Are Transformers with One Layer Self-Attention Using Low-Rank Weight Matrices Universal Approximators?
This addresses a theoretical gap in understanding the expressive capacity of Transformers for researchers, providing a more practical alignment with models used in practice, though it is incremental in clarifying existing mathematical interpretations.
The paper tackles the problem of Transformer models requiring excessively deep layers for data memorization, and proves that a single layer of self-attention with low-rank weight matrices can perfectly capture the context of an entire input sequence, showing that one-layer Transformers are universal approximators for continuous permutation equivariant functions.
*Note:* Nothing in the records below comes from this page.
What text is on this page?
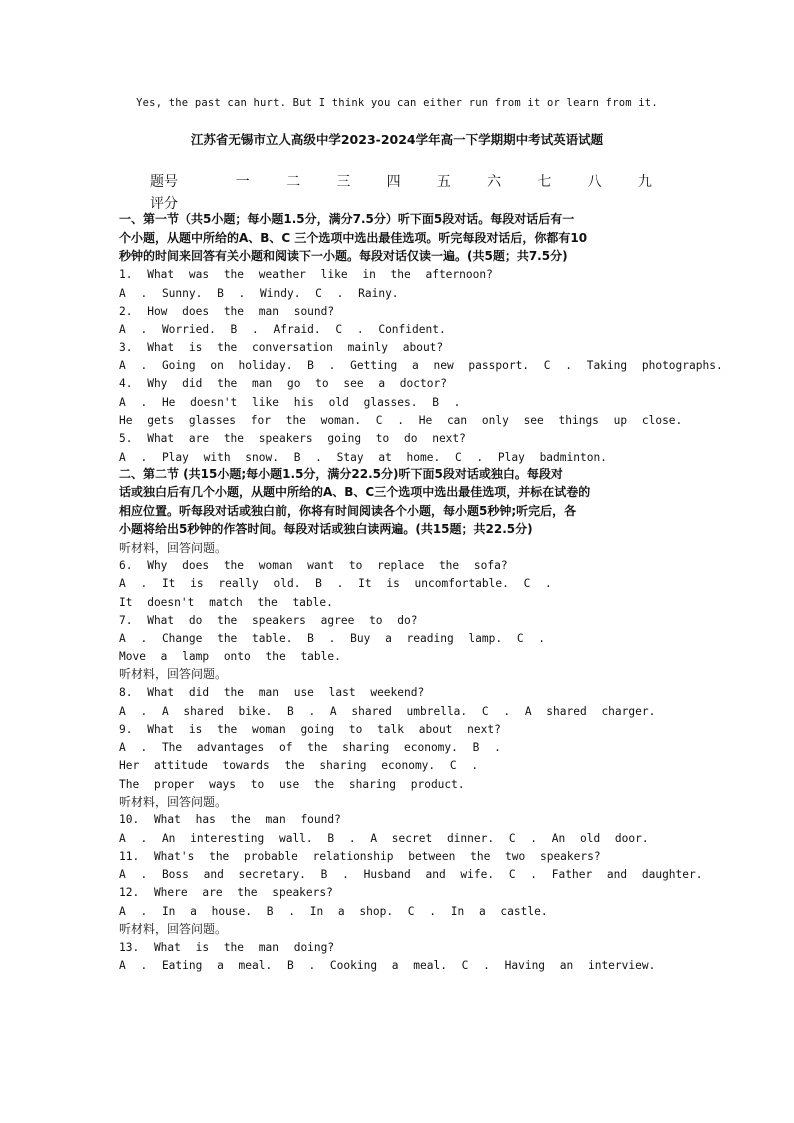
Yes, the past can hurt. But I think you can either run from it or learn from it.
江苏省无锡市立人高级中学2023-2024学年高一下学期期中考试英语试题
题号	一	二	三	四	五	六	七	八	九
评分
一、第一节（共5小题；每小题1.5分，满分7.5分）听下面5段对话。每段对话后有一
个小题，从题中所给的A、B、C 三个选项中选出最佳选项。听完每段对话后，你都有10
秒钟的时间来回答有关小题和阅读下一小题。每段对话仅读一遍。(共5题；共7.5分)
1. What was the weather like in the afternoon?
A . Sunny. B . Windy. C . Rainy.
2. How does the man sound?
A . Worried. B . Afraid. C . Confident.
3. What is the conversation mainly about?
A . Going on holiday. B . Getting a new passport. C . Taking photographs.
4. Why did the man go to see a doctor?
A . He doesn't like his old glasses. B .
He gets glasses for the woman. C . He can only see things up close.
5. What are the speakers going to do next?
A . Play with snow. B . Stay at home. C . Play badminton.
二、第二节 (共15小题;每小题1.5分，满分22.5分)听下面5段对话或独白。每段对
话或独白后有几个小题，从题中所给的A、B、C三个选项中选出最佳选项，并标在试卷的
相应位置。听每段对话或独白前，你将有时间阅读各个小题，每小题5秒钟;听完后，各
小题将给出5秒钟的作答时间。每段对话或独白读两遍。(共15题；共22.5分)
听材料，回答问题。
6. Why does the woman want to replace the sofa?
A . It is really old. B . It is uncomfortable. C .
It doesn't match the table.
7. What do the speakers agree to do?
A . Change the table. B . Buy a reading lamp. C .
Move a lamp onto the table.
听材料，回答问题。
8. What did the man use last weekend?
A . A shared bike. B . A shared umbrella. C . A shared charger.
9. What is the woman going to talk about next?
A . The advantages of the sharing economy. B .
Her attitude towards the sharing economy. C .
The proper ways to use the sharing product.
听材料，回答问题。
10. What has the man found?
A . An interesting wall. B . A secret dinner. C . An old door.
11. What's the probable relationship between the two speakers?
A . Boss and secretary. B . Husband and wife. C . Father and daughter.
12. Where are the speakers?
A . In a house. B . In a shop. C . In a castle.
听材料，回答问题。
13. What is the man doing?
A . Eating a meal. B . Cooking a meal. C . Having an interview.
Existing analyses of the expressive capacity of Transformer models have required excessively deep layers for data memorization, leading to a discrepancy with the Transformers actually used in practice. This is primarily due to the interpretation of the softmax function as an approximation of the hardmax function. By clarifying the connection between the softmax function and the Boltzmann operator, we prove that a single layer of self-attention with low-rank weight matrices possesses the capability to perfectly capture the context of an entire input sequence. As a consequence, we show that one-layer and single-head Transformers have a memorization capacity for finite samples, and that Transformers consisting of one self-attention layer with two feed-forward neural networks are universal approximators for continuous permutation equivariant functions on a compact domain.